Fiquei atônita. Tudo o que aquela desgraçada falava, imediantamente, virava razão em mim. Muito estranho. Suava. Não conseguia formular sequer mais uma pergunta.

- Dane-se, dane-se, dane-se - Pegou a bolsa e saiu batendo a porta.Puta merda. Que manhã foi essa? Será que essa maluca saiu da minha cabeça mesmo? Parecia tão certa, tão liberta. E agora? Será que, mais do que nunca, estarei aprisionada às minhas idéias inconclusas?

Na casa um vento forte entrou. Parecia querer varrer o resto de anormalidade. Sentei meio tonta, fora da real. Uns cinco minutos devem ter passado. Corri para a máquina. Resolvi não pensar muito. Vai que tudo se esvai? Senti as palavras me chamando. Aquela mulher deveria ser uma espécie de burocracia. Agora me parece aflorar o verbo. Derramar as idéias sem preocupações com normas, com ordem, ou mesmo com lógica. Pulsá-las no papel. Assisti-las ainda frágeis. Ainda crianças. Libertá-las. Fazê-las desenho. Escrever, nada mais que escrever.
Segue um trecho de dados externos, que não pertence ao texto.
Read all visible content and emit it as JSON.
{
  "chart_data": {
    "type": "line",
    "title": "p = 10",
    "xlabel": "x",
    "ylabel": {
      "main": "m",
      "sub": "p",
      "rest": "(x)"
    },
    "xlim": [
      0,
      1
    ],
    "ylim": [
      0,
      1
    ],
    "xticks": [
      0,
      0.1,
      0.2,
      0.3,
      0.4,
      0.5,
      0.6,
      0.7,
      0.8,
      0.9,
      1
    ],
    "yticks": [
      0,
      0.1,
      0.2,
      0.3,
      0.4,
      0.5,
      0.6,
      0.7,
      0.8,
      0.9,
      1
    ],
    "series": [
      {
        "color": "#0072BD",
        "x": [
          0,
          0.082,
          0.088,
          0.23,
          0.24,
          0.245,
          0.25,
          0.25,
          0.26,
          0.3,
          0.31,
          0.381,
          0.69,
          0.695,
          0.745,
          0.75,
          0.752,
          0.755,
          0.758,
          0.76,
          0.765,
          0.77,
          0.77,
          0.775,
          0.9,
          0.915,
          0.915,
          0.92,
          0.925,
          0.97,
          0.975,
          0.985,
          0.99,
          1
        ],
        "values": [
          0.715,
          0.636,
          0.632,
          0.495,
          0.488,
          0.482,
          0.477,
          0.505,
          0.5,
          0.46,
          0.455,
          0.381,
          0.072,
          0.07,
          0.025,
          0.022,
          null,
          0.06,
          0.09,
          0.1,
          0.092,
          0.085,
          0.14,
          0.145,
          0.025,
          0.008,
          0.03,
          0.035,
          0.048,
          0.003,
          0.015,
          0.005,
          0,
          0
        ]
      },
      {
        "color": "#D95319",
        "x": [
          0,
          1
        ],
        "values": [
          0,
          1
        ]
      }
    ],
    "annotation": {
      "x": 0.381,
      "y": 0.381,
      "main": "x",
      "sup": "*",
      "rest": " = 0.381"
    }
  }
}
Publicado originalmente em dezembro de 2004

1 Comments:

Anonymous Acássia said...

Huumm, loucura. O tema me parece tão familiar quanto essa misteriosa de cabelos ruivos te parecia ao fim da conversa.
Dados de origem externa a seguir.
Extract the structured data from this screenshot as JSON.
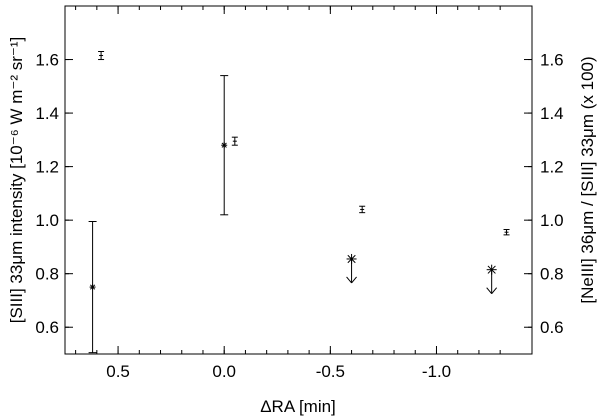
{
  "chart_data": {
    "type": "scatter",
    "xlabel": "ΔRA [min]",
    "ylabel_left": "[SIII] 33μm intensity [10⁻⁶ W m⁻² sr⁻¹]",
    "ylabel_right": "[NeIII] 36μm / [SIII] 33μm (x 100)",
    "xlim": [
      0.75,
      -1.45
    ],
    "ylim": [
      0.5,
      1.8
    ],
    "xticks": [
      0.5,
      0.0,
      -0.5,
      -1.0
    ],
    "xtick_labels": [
      "0.5",
      "0.0",
      "-0.5",
      "-1.0"
    ],
    "yticks": [
      0.6,
      0.8,
      1.0,
      1.2,
      1.4,
      1.6
    ],
    "ytick_labels": [
      "0.6",
      "0.8",
      "1.0",
      "1.2",
      "1.4",
      "1.6"
    ],
    "grid": false,
    "legend": "none",
    "series": [
      {
        "marker": "tick-errorbar",
        "points": [
          {
            "x": 0.58,
            "y": 1.615,
            "yerr": 0.015
          },
          {
            "x": -0.05,
            "y": 1.295,
            "yerr": 0.015
          },
          {
            "x": -0.65,
            "y": 1.04,
            "yerr": 0.012
          },
          {
            "x": -1.33,
            "y": 0.955,
            "yerr": 0.01
          }
        ]
      },
      {
        "marker": "asterisk",
        "points": [
          {
            "x": 0.62,
            "y": 0.75,
            "yerr": 0.245
          },
          {
            "x": 0.0,
            "y": 1.28,
            "yerr": 0.26
          }
        ]
      },
      {
        "marker": "asterisk-upper-limit",
        "points": [
          {
            "x": -0.6,
            "y": 0.855
          },
          {
            "x": -1.26,
            "y": 0.815
          }
        ]
      }
    ]
  }
}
OK, não vale falsidade. Serei tão dura e cruel quanto fostes no dia 19 de março, sentada em uma das cadeiras do COS.

Carla, minha eterna co-orientadora, às vezes os contos me soam falsos, como se aquilo nem de perto foi sentido por quem escreveu. Situações imaginárias sem nexo entre fantasiado e fantasia, saca?

Bom poder dizer que a sensação que tenho ao lê-los é algo bem diferente do que a que sinto visitando este espaço.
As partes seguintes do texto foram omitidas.